Condamnation de Marine Le Pen: quatre questions pour comprendre les conséquences de la décision

Actualité
Image
Marine Le Pen LCP 30/10/2025
Marine Le Pen à l'Assemblée nationale, le 30 octobre 2025 (© LCP)
par Soizic BONVARLET, le Mardi 7 juillet 2026 à 19:25, mis à jour le Mardi 7 juillet 2026 à 19:33

Alors que la cour d'appel de Paris a rendu sa décision ce mardi dans l’affaire des assistants parlementaires européens du Front national, elle ne l'empêcherait pas juridiquement de se présenter à l’élection présidentielle de 2027. LCP répond à quatre questions pour comprendre les conséquences de ce délibéré.

Fin du suspense...ou pas. Rendue ce mardi en début d'après-midi, la décision de la Cour d'appel de Paris dans l’affaire des assistants parlementaires européens du Front national ne met pas fin, à ce stade, aux incertitudes concernant la candidature de Marine Le Pen lors de l'élection présidentielle. Elle doit annoncer sa décision ce soir, à l'occasion du 20 heures de TF1. 

LCP vous donne des explications pour bien comprendre la décision rendue par la Cour d'appel de Paris. 

  • De quoi Marine Le Pen a-t-elle été reconnue coupable ?

Dans l’affaire des assistants parlementaires européens du Front national, Marine Le Pen est reconnue coupable par les juges. D'abord de détournement de fonds publics européens en tant qu’eurodéputée, en outre de complicité de détournement de fonds publics comme ancienne présidente de son parti. Lors des réquisitions, l'accusation avait vu en la cheffe de file du RN "l'instigatrice" de ce schéma de détournements de fonds.

  • Quels sont les termes de la condamnation ?

Marine Le Pen a été condamnée à trois ans de prison, dont deux avec sursis. L’année de prison ferme pourra être exécutée sous bracelet électronique. La cour a également prononcé une peine de 45 mois d’inéligibilité, dont 30 avec sursis. Les juges ont précisé avoir tenu compte de "la liberté des candidatures" et du "libre choix des électeurs", estimant par ailleurs que l’exécution de la peine d’inéligibilité depuis le 31 mars 2025 avait "d’ores et déjà réparé l’atteinte à la probité".
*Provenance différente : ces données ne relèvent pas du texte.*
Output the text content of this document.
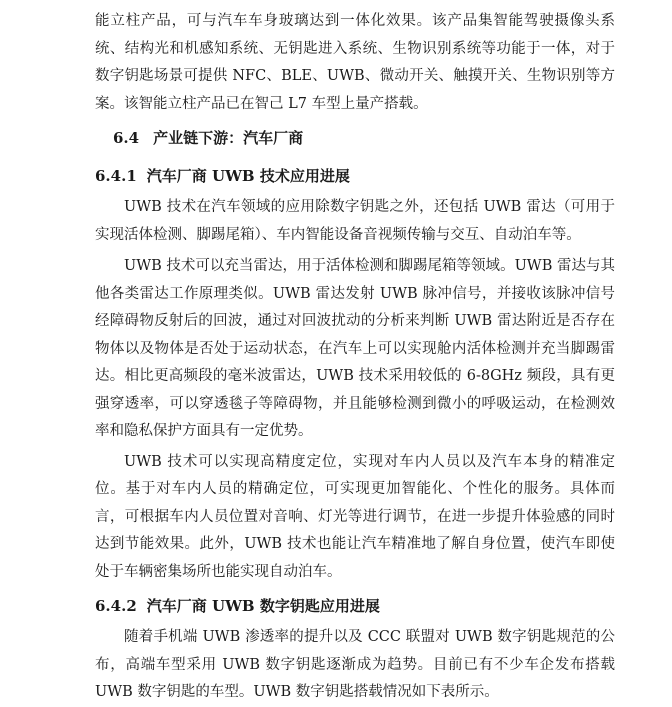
能立柱产品，可与汽车车身玻璃达到一体化效果。该产品集智能驾驶摄像头系统、结构光和机感知系统、无钥匙进入系统、生物识别系统等功能于一体，对于数字钥匙场景可提供 NFC、BLE、UWB、微动开关、触摸开关、生物识别等方案。该智能立柱产品已在智己 L7 车型上量产搭载。

6.4 产业链下游：汽车厂商
6.4.1 汽车厂商 UWB 技术应用进展

UWB 技术在汽车领域的应用除数字钥匙之外，还包括 UWB 雷达（可用于实现活体检测、脚踢尾箱）、车内智能设备音视频传输与交互、自动泊车等。

UWB 技术可以充当雷达，用于活体检测和脚踢尾箱等领域。UWB 雷达与其他各类雷达工作原理类似。UWB 雷达发射 UWB 脉冲信号，并接收该脉冲信号经障碍物反射后的回波，通过对回波扰动的分析来判断 UWB 雷达附近是否存在物体以及物体是否处于运动状态，在汽车上可以实现舱内活体检测并充当脚踢雷达。相比更高频段的毫米波雷达，UWB 技术采用较低的 6-8GHz 频段，具有更强穿透率，可以穿透毯子等障碍物，并且能够检测到微小的呼吸运动，在检测效率和隐私保护方面具有一定优势。

UWB 技术可以实现高精度定位，实现对车内人员以及汽车本身的精准定位。基于对车内人员的精确定位，可实现更加智能化、个性化的服务。具体而言，可根据车内人员位置对音响、灯光等进行调节，在进一步提升体验感的同时达到节能效果。此外，UWB 技术也能让汽车精准地了解自身位置，使汽车即使处于车辆密集场所也能实现自动泊车。

6.4.2 汽车厂商 UWB 数字钥匙应用进展

随着手机端 UWB 渗透率的提升以及 CCC 联盟对 UWB 数字钥匙规范的公布，高端车型采用 UWB 数字钥匙逐渐成为趋势。目前已有不少车企发布搭载 UWB 数字钥匙的车型。UWB 数字钥匙搭载情况如下表所示。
Marine Le Pen a également écopé d'une amende de 100 000 euros. Le Rassemblement national est condamné à une amende de deux millions d’euros, dont un million avec sursis.

  • Pourquoi Marine Le Pen est inéligible mais pourrait se présenter ?

En vertu du sursis du 30 mois appliqué aux 45 mois d'inéligibilité, celle-ci est donc de fait réduite à 15 mois. La première condamnation ayant été rendue le 31 mars 2025, Marine Le Pen a donc terminé de purger cette peine le 30 juin dernier. Juridiquement, la députée du Pas-de-Calais est donc éligible dès aujourd'hui.

  • Le port d'un bracelet électronique l'empêcherait-il de faire campagne ?

"Si je peux être candidate, je serai candidate, pour peu que je puisse faire campagne", a déclaré Marine Le Pen le 30 juin, expliquant sur LCI que "quand on est un candidat à la présidentielle, il faut être totalement libre de ses mouvements" et que "ça n'est pas le cas si vous êtes porteur d'un bracelet électronique". Des propos dressant le constat d'une incapacité pratique à faire campagne, non d'une entrave morale. 

>>> À lire aussi : Marine Le Pen, condamnée mais pas écartée de la présidentielle: le récit depuis la cour d'appel de Paris

C'est pour cette raison que la décision de Marine Le Pen reste encore incertaine, au vu des aménagements de peine qui pourraient lui permettre, malgré tout, d'être candidate. Car si le bracelet électronique impose des contraintes strictes (impossibilité de se déplacer librement, respect des horaires de sortie, contrôles réguliers...), le juge d’application des peines pourra déterminer des aménagements afin que Marine Le Pen, si elle le décide, puisse mener campagne. En outre, elle pourrait bénéficier d'une réduction de la moitié de sa peine, soit six mois, et redevenir totalement libre de ses mouvements à partir du mois de janvier prochain.